Ils ont exigé que Delcy Rodríguez abroge la « loi anti-ONG » pour faciliter l'aide humanitaire aux victimes du tremblement de terre.

Des groupes de la société civile organisée du pays demandent au président par intérim Delcy Rodríguez d'abroger la soi-disant « loi anti-ONG » afin de « faciliter non seulement l'aide humanitaire mais aussi l'établissement d'organisations humanitaires dans le pays », après les tremblements de terre du 24 juin qui ont fait jusqu'à présent près de 3 000 morts.

« Les réglementations actuelles au Venezuela rendent pratiquement impossible la création d'organisations dans le pays, encore moins si elles sont étrangères », affirment, entre autres, des défenseurs des droits humains comme Access to Justice et Provea.

Delcy Rodríguez a annoncé l'avènement d'un « nouveau moment politique » après l'attaque menée par les États-Unis le 3 janvier, qui s'est terminée par la capture de Nicolás Maduro et de son épouse Cilia Flores.

Les ONG ont exigé que le président par intérim élimine le cadre juridique qu'Hugo Chávez et Maduro ont forgé pour étouffer la dissidence, soulignant la nécessité d'abroger la loi sur la supervision, la régularisation, la performance et le financement des organisations non gouvernementales et connexes.

Maduro a promulgué ce texte en septembre 2024, deux mois après que le Conseil national électoral (CNE) l'a proclamé vainqueur de l'élection présidentielle contestée du 28 juillet. Pour réprimer les manifestations dénonçant les fraudes, Maduro a lancé une offensive qui a fait plus de 20 morts et 2 000 prisonniers politiques.
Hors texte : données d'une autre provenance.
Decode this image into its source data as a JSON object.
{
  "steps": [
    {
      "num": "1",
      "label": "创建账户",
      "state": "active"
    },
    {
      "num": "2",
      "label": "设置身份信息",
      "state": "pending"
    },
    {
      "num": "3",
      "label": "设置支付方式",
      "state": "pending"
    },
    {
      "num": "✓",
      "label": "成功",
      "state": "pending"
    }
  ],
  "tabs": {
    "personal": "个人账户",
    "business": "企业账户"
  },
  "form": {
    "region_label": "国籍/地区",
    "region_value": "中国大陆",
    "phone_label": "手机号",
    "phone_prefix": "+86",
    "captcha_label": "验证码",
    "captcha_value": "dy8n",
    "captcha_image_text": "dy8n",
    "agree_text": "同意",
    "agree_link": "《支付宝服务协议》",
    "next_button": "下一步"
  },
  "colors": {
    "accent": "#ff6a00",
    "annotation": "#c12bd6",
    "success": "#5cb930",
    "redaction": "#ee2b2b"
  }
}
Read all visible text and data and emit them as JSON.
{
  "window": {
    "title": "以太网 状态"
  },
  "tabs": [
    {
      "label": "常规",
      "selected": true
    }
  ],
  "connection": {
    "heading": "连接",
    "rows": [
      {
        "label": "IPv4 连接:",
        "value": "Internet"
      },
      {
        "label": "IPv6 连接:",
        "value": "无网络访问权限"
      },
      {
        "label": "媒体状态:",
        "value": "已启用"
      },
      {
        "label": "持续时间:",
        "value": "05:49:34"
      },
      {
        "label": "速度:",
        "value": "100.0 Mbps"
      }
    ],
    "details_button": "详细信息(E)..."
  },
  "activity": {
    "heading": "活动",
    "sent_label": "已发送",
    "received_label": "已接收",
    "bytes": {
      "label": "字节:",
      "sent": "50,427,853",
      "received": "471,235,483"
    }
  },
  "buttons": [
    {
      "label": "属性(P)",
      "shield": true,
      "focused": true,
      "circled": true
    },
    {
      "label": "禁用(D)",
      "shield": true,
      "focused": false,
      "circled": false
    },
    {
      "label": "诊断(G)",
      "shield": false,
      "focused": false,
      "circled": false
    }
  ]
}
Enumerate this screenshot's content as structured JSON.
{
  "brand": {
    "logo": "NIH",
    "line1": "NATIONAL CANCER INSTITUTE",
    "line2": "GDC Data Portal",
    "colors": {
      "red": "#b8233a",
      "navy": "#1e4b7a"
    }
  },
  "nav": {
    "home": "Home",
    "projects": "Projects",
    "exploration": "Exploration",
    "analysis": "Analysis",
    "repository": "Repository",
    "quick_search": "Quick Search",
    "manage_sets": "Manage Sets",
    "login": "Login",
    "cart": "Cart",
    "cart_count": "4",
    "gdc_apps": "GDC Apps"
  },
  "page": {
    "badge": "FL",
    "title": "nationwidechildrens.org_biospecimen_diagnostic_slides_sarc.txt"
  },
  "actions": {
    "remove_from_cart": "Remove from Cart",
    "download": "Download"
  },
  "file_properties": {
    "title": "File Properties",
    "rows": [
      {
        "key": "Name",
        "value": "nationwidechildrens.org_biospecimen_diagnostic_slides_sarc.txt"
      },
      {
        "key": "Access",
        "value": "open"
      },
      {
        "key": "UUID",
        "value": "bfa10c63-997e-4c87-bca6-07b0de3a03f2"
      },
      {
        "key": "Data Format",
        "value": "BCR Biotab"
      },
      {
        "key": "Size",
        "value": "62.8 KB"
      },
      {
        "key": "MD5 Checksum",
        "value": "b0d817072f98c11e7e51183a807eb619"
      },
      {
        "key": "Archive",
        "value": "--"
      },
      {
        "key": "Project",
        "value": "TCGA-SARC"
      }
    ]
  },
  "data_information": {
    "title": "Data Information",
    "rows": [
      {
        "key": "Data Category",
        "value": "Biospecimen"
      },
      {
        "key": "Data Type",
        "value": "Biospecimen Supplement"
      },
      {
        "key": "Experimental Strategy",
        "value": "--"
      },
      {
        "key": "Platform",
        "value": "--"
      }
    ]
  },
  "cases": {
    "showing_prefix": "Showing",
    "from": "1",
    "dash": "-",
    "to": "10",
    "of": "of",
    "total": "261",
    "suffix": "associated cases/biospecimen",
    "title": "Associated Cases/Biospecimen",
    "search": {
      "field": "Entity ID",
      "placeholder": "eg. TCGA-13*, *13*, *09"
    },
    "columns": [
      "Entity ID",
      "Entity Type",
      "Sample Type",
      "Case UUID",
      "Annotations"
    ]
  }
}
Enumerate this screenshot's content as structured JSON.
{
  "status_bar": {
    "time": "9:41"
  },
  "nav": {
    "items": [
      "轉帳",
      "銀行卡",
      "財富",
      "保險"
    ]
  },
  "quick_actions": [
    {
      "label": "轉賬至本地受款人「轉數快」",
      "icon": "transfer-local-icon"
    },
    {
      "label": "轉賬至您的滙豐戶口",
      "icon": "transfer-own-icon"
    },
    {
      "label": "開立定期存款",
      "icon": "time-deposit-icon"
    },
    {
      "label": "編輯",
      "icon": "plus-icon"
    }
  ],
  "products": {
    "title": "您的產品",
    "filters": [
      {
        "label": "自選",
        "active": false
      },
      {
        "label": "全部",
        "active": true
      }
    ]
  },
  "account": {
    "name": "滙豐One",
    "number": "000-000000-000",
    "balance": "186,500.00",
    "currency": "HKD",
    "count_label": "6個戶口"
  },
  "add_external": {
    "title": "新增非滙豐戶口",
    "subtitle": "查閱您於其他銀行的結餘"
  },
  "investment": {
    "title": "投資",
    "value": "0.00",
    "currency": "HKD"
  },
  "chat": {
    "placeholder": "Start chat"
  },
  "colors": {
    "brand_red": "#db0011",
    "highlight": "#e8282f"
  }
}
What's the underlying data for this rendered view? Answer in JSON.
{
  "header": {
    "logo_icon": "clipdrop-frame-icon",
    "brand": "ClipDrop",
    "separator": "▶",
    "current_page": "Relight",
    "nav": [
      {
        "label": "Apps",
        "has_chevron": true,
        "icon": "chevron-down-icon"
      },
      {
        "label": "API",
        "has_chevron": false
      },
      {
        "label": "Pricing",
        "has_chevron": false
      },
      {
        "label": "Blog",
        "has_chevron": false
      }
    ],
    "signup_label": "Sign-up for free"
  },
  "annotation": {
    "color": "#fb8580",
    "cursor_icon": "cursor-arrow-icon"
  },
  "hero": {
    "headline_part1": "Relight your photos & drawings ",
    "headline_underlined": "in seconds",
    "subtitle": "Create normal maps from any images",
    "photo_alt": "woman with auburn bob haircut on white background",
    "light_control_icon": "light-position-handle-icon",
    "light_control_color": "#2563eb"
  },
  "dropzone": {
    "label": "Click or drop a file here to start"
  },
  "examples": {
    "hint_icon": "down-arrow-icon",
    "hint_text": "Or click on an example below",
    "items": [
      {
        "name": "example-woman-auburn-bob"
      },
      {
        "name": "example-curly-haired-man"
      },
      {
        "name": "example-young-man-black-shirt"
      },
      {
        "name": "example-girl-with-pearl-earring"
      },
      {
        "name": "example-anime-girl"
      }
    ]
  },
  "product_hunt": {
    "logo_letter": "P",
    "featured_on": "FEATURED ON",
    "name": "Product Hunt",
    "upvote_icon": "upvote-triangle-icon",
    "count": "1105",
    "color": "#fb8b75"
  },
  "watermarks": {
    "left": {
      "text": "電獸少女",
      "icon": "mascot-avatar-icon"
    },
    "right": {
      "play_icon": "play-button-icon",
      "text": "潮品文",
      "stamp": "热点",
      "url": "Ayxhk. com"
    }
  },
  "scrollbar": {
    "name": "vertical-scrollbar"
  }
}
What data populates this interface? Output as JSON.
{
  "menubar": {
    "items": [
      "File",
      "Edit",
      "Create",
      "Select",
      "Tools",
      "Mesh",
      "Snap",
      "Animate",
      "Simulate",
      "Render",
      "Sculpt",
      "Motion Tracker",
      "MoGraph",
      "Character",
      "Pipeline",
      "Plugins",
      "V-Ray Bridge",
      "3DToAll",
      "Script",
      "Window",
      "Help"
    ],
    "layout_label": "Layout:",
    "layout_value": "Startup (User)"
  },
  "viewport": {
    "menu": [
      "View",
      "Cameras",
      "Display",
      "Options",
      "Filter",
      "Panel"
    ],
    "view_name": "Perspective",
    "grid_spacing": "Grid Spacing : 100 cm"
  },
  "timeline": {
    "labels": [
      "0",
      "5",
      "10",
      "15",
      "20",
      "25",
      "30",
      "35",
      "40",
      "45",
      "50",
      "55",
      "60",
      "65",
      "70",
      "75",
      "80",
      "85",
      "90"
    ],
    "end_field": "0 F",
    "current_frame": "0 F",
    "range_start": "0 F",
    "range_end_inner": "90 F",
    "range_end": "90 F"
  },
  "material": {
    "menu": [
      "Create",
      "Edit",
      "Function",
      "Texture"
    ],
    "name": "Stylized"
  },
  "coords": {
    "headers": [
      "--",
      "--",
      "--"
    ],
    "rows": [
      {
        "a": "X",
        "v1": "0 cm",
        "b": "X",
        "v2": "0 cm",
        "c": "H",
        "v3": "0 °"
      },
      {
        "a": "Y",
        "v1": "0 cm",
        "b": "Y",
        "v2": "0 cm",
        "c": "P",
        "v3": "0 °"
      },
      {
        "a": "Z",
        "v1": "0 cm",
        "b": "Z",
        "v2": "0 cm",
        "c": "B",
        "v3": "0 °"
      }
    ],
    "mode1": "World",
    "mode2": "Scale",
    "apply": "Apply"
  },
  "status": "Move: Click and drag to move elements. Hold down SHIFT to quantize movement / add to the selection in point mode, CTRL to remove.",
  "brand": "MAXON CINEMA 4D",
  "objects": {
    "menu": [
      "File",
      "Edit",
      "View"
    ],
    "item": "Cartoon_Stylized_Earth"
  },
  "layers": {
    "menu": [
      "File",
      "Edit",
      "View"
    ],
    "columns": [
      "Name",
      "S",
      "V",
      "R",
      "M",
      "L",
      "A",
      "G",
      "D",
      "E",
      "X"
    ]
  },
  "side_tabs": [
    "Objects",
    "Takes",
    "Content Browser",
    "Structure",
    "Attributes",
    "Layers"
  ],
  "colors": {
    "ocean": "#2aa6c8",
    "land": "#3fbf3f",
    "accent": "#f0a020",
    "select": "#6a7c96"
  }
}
07/02/2026 Pompiers de la Députation Provinciale de Badajoz au Venezuela après les tremblements de terre SOCIEDAD EXTREMADURA ESPAGNE EUROPE BADAJOZ BADAJOZ DIPUTACION

« La loi antisociété impose des contrôles et des restrictions excessifs au fonctionnement des organisations civiles (et) établit une avalanche de procédures qui rendent le fonctionnement de ces groupes impossible, ce qui explique pourquoi plusieurs ONG ont fermé leurs portes et d'autres ont dû s'exiler », a détaillé Transparencia Venezuela dans un rapport.

Les conséquences du double séisme dévastateur qu'a subi le pays s'ajoutent désormais aux arguments exprimés par des groupes locaux, qui demandent à Delcy Rodríguez de faciliter « l'entrée des organisations humanitaires internationales et d'aider ceux qui ont le plus besoin de cette tragédie ».